Google, lui, a aussi du travail: il doit proposer d’autres navigateurs que Chrome sur le système Android et d’autres moteurs de recherche que le sien dans Chrome. Lorsqu’il affiche des résultats de recherche, Google doit s’ouvrir à la concurrence: il doit présenter davantage de sites tiers et mettre moins en évidence Maps, tout en supprimant certaines fonctions. La multinationale doit aussi permettre à l’utilisateur d’empêcher le partage de données entre YouTube, Chrome ou encore Maps.
Du côté de Meta, l’utilisateur pourra s’inscrire à Facebook et Instagram par exemple de manière séparée. Une autre nouveauté majeure est attendue: la possibilité, pour les fans de WhatsApp, de communiquer avec d’autres messageries.
Les changements demandés aux autres géants seront a priori moins visibles pour les consommateurs. Microsoft devra aussi supprimer des liens directs entre son navigateur web Edge et son moteur de recherche Bing, Amazon devra offrir davantage d’informations aux annonceurs et vendeurs (et moins les marginaliser par rapport à ses propres offres) et il devra être possible de transférer certaines données de TikTok vers d’autres réseaux sociaux.
4 N’y a-t-il que du positif ?
A priori oui, davantage de concurrence sur des plateformes qui privilégient au maximum leurs propres services ne peut être que positif pour les consommateurs. Mais il y a des interrogations. Prenons un argument d’Apple: la société affirme que l’arrivée d’autres magasins d’applications est un risque, car la sécurité de ces apps sera moins contrôlée. C’est possible, mais pas certain. A vérifier ces prochains mois, lorsque des sociétés comme Mobivention ou Epic se seront lancées.

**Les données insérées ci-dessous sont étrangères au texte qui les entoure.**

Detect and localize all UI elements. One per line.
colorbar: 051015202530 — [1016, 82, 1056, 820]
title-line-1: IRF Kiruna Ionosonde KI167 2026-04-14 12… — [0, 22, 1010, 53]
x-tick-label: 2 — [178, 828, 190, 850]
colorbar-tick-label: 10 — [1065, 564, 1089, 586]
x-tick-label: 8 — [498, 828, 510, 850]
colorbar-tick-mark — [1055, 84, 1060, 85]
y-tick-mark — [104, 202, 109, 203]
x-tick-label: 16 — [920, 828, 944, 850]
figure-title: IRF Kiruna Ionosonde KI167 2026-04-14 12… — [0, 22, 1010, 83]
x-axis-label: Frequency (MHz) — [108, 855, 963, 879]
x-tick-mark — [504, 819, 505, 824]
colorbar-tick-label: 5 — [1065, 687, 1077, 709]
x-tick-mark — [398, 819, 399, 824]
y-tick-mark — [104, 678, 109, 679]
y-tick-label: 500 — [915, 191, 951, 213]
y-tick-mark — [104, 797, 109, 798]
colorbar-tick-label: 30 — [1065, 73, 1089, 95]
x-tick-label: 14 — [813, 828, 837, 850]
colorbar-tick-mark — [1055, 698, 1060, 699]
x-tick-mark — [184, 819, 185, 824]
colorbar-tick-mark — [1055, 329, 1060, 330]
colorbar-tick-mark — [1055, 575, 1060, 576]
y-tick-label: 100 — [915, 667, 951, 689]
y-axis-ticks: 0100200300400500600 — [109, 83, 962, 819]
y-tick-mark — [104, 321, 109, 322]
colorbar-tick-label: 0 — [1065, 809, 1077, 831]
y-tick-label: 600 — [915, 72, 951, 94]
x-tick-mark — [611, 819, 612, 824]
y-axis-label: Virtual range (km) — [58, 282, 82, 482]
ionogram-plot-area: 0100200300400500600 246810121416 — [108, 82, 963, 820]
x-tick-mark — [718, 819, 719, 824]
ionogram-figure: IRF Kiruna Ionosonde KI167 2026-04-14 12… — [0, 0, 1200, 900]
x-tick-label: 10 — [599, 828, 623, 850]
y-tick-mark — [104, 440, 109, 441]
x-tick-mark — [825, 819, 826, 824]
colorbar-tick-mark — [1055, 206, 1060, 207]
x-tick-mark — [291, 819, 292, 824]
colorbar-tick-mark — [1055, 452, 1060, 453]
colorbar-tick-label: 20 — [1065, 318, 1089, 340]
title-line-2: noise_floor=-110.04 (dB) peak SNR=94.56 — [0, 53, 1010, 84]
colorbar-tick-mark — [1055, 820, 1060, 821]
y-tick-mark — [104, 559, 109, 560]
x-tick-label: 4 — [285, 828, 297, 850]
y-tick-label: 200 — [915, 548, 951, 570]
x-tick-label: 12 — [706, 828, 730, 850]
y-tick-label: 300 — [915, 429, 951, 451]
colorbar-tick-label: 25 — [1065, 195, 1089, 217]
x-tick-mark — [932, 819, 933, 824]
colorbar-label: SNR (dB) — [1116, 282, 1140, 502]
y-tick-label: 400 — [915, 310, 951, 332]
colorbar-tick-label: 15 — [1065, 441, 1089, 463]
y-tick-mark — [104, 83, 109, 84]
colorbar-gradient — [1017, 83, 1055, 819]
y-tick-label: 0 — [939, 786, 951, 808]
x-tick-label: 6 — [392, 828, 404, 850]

5 Comment réagissent les géants visés?
De deux manières. D’un côté, certains tentent de gagner un maximum de temps pour mettre en place le plus tard possible ces modifications. On ne connaît d’ailleurs pas encore les détails pour quelques services. En parallèle, l’éditeur de TikTok conteste toujours auprès de l’Union européenne qu’il est un «contrôleur d’accès».
D’un autre côté, la plupart de ces changements sont effectués à contrecoeur, et c’est un euphémisme. Prenons Apple: la société proposera aux développeurs d’applications soit de rester sur son App Store de manière exclusive (en payant une commission de 15 à 30% sur les achats et abonnements), soit d’aller sur des magasins alternatifs. Mais sur ceux-là aussi, il y aura une commission de 10 à 20%, plus une sorte de taxe de 50 centimes d’euro par an et par utilisateur pour les apps les plus populaires. Spotify parle carrément d’«extorsion».
Des exemples de ce type, il y en a plusieurs. Les géants de la tech savent qu’il y a une marge d’interprétation importante dans le DMA et jouent dessus.
6 La Suisse est-elle concernée?
En général, tous les changements demandés aux géants de la tech par l’Union européenne sont répercutés par ces derniers en Suisse. Ce sera donc sans doute progressivement le cas. Pour l’heure, ces modifications sont très peu visibles. Au niveau législatif, la Suisse ne prévoit pas de créer une loi miroir au DMA. Le Parti socialiste avait demandé au Conseil fédéral de légiférer en ce sens, le gouvernement l’a récemment refusé.